La Pologne pose ses conditions à l’adhésion de l’Ukraine à l’UE

La Pologne bloquera l’adhésion de l’Ukraine à l’Union européenne (UE) tant que Kiev n’aura pas résolu la question de l’exhumation des victimes des massacres de Volhynie, entre 1943 et 1945, a annoncé jeudi 3 octobre le ministre de la Défense Władysław Kosiniak-Kamysz.

EURACTIV Pologne
Poland Commemorates The 85th Anniversary Of World War II Outbreak
Wladyslaw Kosiniak-Kamysz, vice-Premier ministre de Pologne et ministre de la Défense nationale, lors de la cérémonie commémorative marquant le 85e anniversaire du début de la Seconde Guerre mondiale au cimetière de Rakowicki, le 1er septembre 2024, à Cracovie, Voïvodie de Petite-Pologne, Pologne. [Getty Images/Artur Widak]
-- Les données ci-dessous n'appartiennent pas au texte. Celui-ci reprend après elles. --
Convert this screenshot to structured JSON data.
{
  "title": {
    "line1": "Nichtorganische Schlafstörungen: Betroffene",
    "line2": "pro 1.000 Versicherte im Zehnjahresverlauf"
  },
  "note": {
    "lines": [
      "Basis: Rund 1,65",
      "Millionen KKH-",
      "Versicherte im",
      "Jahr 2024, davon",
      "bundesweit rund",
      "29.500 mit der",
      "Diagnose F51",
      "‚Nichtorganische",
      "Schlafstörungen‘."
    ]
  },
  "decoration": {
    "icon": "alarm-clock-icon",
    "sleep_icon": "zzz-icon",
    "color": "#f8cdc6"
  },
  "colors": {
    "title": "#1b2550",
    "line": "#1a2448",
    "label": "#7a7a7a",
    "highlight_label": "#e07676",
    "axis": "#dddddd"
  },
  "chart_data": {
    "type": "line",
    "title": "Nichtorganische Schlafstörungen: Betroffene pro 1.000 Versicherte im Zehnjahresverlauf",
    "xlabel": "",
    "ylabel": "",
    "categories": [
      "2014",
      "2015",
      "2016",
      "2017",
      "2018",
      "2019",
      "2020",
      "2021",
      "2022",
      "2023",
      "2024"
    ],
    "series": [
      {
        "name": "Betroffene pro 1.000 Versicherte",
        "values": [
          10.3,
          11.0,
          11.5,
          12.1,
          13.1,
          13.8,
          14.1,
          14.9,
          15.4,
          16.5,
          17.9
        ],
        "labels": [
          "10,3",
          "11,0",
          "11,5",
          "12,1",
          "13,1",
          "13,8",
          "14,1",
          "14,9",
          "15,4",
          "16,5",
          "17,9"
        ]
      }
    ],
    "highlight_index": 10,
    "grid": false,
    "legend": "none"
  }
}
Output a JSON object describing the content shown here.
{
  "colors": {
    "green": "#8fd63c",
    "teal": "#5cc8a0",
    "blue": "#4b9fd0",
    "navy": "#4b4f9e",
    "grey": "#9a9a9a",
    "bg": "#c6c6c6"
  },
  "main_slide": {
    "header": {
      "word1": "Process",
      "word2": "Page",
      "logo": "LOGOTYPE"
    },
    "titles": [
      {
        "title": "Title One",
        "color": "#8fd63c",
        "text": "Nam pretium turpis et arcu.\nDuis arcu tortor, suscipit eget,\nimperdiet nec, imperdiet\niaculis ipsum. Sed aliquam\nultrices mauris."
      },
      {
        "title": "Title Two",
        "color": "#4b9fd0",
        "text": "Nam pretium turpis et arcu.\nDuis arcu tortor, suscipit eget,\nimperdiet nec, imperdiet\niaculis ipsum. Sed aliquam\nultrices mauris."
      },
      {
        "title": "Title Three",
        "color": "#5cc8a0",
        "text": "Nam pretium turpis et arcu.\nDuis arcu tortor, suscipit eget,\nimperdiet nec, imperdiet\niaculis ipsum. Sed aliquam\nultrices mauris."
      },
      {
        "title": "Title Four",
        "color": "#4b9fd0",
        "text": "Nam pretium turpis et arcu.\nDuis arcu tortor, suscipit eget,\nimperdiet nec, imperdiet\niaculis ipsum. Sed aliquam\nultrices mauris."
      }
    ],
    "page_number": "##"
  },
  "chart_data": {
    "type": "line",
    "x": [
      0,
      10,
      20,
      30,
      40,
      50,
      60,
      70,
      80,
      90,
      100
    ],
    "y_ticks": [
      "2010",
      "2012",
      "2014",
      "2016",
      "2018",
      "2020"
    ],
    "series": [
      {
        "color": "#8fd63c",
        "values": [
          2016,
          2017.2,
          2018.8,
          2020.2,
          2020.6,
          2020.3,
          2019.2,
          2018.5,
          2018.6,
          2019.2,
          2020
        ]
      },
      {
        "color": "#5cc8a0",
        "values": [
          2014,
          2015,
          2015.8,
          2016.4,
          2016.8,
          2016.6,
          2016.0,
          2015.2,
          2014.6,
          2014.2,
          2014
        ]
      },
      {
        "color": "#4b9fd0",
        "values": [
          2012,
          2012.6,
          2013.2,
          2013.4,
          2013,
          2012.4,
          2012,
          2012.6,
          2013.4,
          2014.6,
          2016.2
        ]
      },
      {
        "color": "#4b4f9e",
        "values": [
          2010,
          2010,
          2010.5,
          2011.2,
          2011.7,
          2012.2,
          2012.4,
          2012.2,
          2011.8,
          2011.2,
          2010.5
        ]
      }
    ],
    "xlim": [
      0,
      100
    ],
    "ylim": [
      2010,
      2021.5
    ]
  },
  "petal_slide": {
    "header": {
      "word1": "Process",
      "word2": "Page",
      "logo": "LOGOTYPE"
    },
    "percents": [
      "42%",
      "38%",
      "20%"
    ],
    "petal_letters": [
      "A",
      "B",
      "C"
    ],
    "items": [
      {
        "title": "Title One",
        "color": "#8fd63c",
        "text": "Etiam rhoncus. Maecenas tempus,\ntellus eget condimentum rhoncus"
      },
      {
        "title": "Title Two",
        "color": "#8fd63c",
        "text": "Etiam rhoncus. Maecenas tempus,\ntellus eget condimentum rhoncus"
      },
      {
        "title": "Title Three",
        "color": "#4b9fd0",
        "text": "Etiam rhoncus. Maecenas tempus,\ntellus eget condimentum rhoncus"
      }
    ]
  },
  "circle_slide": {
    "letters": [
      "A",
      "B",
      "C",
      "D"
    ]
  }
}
La Pologne bloquera l’adhésion de l’Ukraine à l’Union européenne (UE) tant que Kiev n’aura pas résolu la question de l’exhumation des victimes des massacres de Volhynie, entre 1943 et 1945, a annoncé jeudi 3 octobre le ministre de la Défense Władysław Kosiniak-Kamysz.

Mercredi 2 octobre, l’Institut ukrainien de la mémoire nationale a annoncé son intention de lancer en 2025 des recherches archéologiques pour retrouver certaines victimes des massacres de Volhynie, dans la région de Rivne, dans l’ouest de l’actuelle Ukraine. Au cours de la Seconde Guerre mondiale, plusieurs dizaines de milliers de Polonais avaient été tués par des nationalistes ukrainiens.

La Pologne a salué la décision de l’Ukraine d’ouvrir la voie à ces exhumations, alors que cette question mémorielle a longtemps empoisonné les relations entre les deux voisins.

« L’Ukraine ne pourra pas adhérer à l’UE si elle ne résout pas la question de la Volhynie », a répété Władysław Kosiniak-Kamysz au média Wirtualna Polska, même si le président Andrzej Duda plus ouvert sur la question.

Ce dernier est un fervent défenseur de l’Ukraine, depuis le premier jour de l’invasion russe de février 2022, et un ami proche de son homologue ukrainien, Volodymyr Zelensky.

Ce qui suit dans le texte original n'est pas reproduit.